Was there a late-game shift in the thinking of the Supreme Court on their Affordable Care Act ruling? That’s certainly the implication from this catch by Brad DeLong. Repeatedly in his opinion, Justice Antonin Scalia refers to Ruth Bader Ginsburg’s concurring opinion as a “dissent.” An example, which is littered throughout the text:

Our test’s premise of regulated activity is not invented out of whole cloth, but rests upon the Constitution’s requirement that it be commerce which is regulated. If all inactivity affecting commerce is commerce, commerce is everything. Ultimately the dissent is driven to saying that there is really no difference between action and inaction, ante, at 26, a proposition that has never recommended itself, neither to the law nor to common sense…

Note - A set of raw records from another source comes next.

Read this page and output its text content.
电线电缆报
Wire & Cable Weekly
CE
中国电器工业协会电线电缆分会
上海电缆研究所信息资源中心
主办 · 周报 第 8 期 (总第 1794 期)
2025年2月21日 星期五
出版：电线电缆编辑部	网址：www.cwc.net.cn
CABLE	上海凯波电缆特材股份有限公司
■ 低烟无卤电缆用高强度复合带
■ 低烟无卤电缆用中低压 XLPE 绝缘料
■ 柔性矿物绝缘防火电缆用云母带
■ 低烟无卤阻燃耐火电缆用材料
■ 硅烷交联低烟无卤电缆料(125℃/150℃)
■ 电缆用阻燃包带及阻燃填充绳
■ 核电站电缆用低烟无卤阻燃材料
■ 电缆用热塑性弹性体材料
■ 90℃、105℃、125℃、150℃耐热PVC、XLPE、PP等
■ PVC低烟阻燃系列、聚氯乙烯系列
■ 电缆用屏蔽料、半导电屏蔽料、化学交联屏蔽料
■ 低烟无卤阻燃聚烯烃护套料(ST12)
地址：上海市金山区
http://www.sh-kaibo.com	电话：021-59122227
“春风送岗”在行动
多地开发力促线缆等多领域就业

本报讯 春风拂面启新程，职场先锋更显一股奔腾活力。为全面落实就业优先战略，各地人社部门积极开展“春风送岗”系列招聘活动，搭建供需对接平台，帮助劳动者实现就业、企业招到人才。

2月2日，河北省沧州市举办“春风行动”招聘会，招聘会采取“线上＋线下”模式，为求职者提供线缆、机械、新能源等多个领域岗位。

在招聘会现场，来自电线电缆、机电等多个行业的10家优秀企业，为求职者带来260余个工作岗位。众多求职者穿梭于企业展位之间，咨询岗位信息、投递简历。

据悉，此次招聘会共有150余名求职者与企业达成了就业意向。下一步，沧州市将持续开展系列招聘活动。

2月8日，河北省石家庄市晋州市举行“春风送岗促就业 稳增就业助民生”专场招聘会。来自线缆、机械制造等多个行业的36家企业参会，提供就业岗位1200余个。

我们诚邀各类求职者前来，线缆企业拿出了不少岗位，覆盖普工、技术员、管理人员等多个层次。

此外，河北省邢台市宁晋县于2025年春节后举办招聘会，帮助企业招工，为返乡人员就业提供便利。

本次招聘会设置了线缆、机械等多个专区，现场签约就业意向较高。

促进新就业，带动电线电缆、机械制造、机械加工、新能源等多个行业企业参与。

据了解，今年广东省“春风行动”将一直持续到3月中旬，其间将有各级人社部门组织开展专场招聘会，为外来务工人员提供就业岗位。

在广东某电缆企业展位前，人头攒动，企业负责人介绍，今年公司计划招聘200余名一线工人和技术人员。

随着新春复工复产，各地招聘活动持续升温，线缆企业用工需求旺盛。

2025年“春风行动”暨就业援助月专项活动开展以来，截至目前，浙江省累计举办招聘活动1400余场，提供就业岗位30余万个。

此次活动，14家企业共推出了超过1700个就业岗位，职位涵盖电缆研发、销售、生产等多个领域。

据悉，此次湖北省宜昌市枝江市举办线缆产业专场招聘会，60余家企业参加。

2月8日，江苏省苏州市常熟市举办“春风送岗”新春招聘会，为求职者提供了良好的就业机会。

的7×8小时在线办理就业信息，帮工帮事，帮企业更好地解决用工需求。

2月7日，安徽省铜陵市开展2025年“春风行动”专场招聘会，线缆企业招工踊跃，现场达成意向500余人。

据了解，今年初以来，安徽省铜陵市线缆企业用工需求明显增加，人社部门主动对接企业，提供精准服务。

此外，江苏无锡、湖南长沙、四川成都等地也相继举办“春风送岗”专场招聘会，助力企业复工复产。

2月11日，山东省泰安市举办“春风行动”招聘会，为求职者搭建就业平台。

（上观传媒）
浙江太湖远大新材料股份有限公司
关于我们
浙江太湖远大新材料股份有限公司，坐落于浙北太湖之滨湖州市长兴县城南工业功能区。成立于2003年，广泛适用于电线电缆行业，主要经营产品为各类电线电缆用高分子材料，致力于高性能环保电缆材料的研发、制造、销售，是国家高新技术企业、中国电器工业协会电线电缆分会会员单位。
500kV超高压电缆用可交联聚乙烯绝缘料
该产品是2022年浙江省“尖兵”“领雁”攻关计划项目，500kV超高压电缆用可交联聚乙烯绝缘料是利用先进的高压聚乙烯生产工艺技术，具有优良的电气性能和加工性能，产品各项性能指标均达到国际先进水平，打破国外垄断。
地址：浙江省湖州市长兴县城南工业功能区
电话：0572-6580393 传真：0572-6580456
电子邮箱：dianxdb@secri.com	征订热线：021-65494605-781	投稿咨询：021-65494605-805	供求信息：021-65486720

As I said, this happens over and over, nine times in the text. Now maybe this is just typical Scalia dismissiveness, but it’s also completely plausible that Ginsburg’s opinion WAS a dissent at one point, and Scalia’s concurring dissent originally the majority opinion. David Bernstein offers further grist for this mill with some gossip:

Back in May, there were rumors floating around relevant legal circles that a key vote was taking place, and that Roberts was feeling tremendous pressure from unidentified circles to vote to uphold the mandate. Did Roberts originally vote to invalidate the mandate on commerce clause grounds, and to invalidate the Medicaid expansion, and then decide later to accept the tax argument and essentially rewrite the Medicaid expansion (which, as I noted, citing Jonathan Cohn, was the sleeper issue in this case) to preserve it? If so, was he responding to the heat from President Obama and others, preemptively threatening to delegitimize the Court if it invalidated the ACA? The dissent, along with the surprising way that Roberts chose to uphold both the mandate and the Medicaid expansion, will inevitably feed the rumor mill.

Without that shift – if there was one – the entire Affordable Care Act would have been struck down, based on a reading that the individual mandate was both not a valid regulation of interstate commerce and also essential to regulating health care, such that the entire framework of the law, including Constitutional provisions, would have had to have been struck down. The claim for this is that the act’s other statutes would not have been enacted without the mandate, an effort by the Court’s four dissenters to read the minds of the White House and Congress.

But I’m more interested in what, if anything got to Roberts. Was Scalia’s opinion initially the majority ruling? Why did Roberts flip? It’s worth pointing out that Roberts’ opinion does invalidate the mandate under the Commerce Clause. That is a brand new piece of jurisprudence, and there are widely varying opinions from legal scholars over how much that will matter, i.e. whether it merely confines itself to the peculiar case in health care of “regulating inactivity” or not. So it could be that Roberts is chipping away at progressive governance post-New Deal and setting limits on federal power by inches at a time, or that he just couldn’t contemplate the invalidation of the entire law and opted for judicial restraint, or that he was moved by the impending attack on the legitimacy of the Court in the event of taking down the law, or even that he wanted to preserve a forced market for insurance companies and stave off the only option in the event of a full elimination of the law, a move to publicly-dispensed universal health insurance.

But it seems likely that he was moved by something.